Beach councillor loses bike to City Hall thief

One week after a thief stole her banana yellow bicycle from a rack at city hall, Councillor Mary-Margaret McMahon is trying every avenue to get it back: police, Tweets and a reward of muffin treats.

But so far, the Ward 32 councillor is still on borrowed wheels.

“I loved riding on it,” she said, adding that the classic ladies’ style commuter was a birthday gift from her family. “I felt like Mary Poppins flying downtown.”

Besides the fun of it, McMahon said she relies on cycling as her main mode of travel from spring to fall. She worries that theft might keep others from doing the same.

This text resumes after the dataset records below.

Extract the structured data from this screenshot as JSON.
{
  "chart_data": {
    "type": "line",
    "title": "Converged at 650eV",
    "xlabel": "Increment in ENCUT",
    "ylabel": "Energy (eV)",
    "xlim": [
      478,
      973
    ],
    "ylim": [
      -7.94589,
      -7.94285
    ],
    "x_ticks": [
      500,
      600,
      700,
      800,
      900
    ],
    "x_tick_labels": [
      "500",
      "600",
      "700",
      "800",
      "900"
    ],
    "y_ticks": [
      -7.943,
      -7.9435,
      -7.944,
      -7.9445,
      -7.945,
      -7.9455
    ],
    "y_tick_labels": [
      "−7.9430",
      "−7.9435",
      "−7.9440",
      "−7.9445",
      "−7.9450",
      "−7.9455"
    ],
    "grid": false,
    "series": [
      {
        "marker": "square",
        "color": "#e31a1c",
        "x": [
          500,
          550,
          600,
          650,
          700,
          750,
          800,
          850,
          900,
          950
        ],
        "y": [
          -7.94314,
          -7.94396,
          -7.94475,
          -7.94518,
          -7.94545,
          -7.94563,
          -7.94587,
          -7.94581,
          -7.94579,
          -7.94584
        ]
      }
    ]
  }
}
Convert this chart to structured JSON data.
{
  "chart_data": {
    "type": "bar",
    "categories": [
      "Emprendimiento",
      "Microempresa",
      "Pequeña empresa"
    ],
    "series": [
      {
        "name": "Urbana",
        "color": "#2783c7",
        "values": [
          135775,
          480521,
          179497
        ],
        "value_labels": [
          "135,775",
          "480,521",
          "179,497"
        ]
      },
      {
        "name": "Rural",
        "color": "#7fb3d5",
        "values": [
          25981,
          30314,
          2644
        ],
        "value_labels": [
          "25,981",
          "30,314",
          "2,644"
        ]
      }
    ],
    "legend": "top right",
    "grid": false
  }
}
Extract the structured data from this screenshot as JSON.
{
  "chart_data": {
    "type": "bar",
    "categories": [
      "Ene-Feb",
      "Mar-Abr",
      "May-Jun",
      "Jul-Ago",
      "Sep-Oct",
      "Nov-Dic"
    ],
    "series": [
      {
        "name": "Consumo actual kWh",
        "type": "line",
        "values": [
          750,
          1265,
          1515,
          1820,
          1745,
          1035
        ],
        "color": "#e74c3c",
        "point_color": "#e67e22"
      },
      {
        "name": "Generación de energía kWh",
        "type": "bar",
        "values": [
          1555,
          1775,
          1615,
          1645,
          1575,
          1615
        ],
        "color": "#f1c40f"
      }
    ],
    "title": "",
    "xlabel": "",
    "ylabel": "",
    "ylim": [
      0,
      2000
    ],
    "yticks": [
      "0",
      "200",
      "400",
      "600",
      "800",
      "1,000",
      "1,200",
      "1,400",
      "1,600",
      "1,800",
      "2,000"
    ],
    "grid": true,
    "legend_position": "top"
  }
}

“Of all the places to feel that your bike is locked up safely, it would be City Hall,” she said. “You have surveillance cameras, you have security guards, you have a highly visible location on a bright sunny day and oodles of people enjoying the square.”

Despite the extra eyes, last Tuesday was the first time McMahon locked her $500 bicycle outside city hall. She usually hauls it up to her office or down to the councillors’ supervised parking area.

Dex Prandovszky is a sales rep at Cycle Solutions, the Kingston Road bicycle shop where McMahon went last week to find out her bike’s make and model (a Giant Via).

In the end, Prandovszky said McMahon’s usual strategy is the best way to go.

“Any lock, unfortunately, is a deterrent,” he said.

Still, for any bike above $500, Prandovszky said it’s worth looking at a U-lock in the $60 to $100 range.

Made of hardened steel, a good U-lock should resist grinders and bolt-cutters but have enough flex to resist lever attacks as well.

Thieves have been known to pop off U-locks or even a whole ring on one of the city’s ‘lollipop’ bike posts using two-by-fours, Prandovszky said.

That trick is harder to do if the U-lock is small and snug around the bike frame, or if the bike is locked to one of the newer ‘lollipops,’ which have no exposed rivets.

As for how to lock the bike, Prandovszky said it’s best to pass the lock through the rear frame and wheel while using lock-in skewers and maybe a cable lock on the front.

In McMahon’s case, Prandovszky was able to find her bike’s serial number and register it with Toronto police even after it was stolen.

Police all across Canada now share a single bicycle database, he said, and it’s easy to register online.

Between 2009 and 2011, Toronto police received more than 3,000 reports of stolen bikes each year, with the highest number of reported thefts in 14 and 51 division.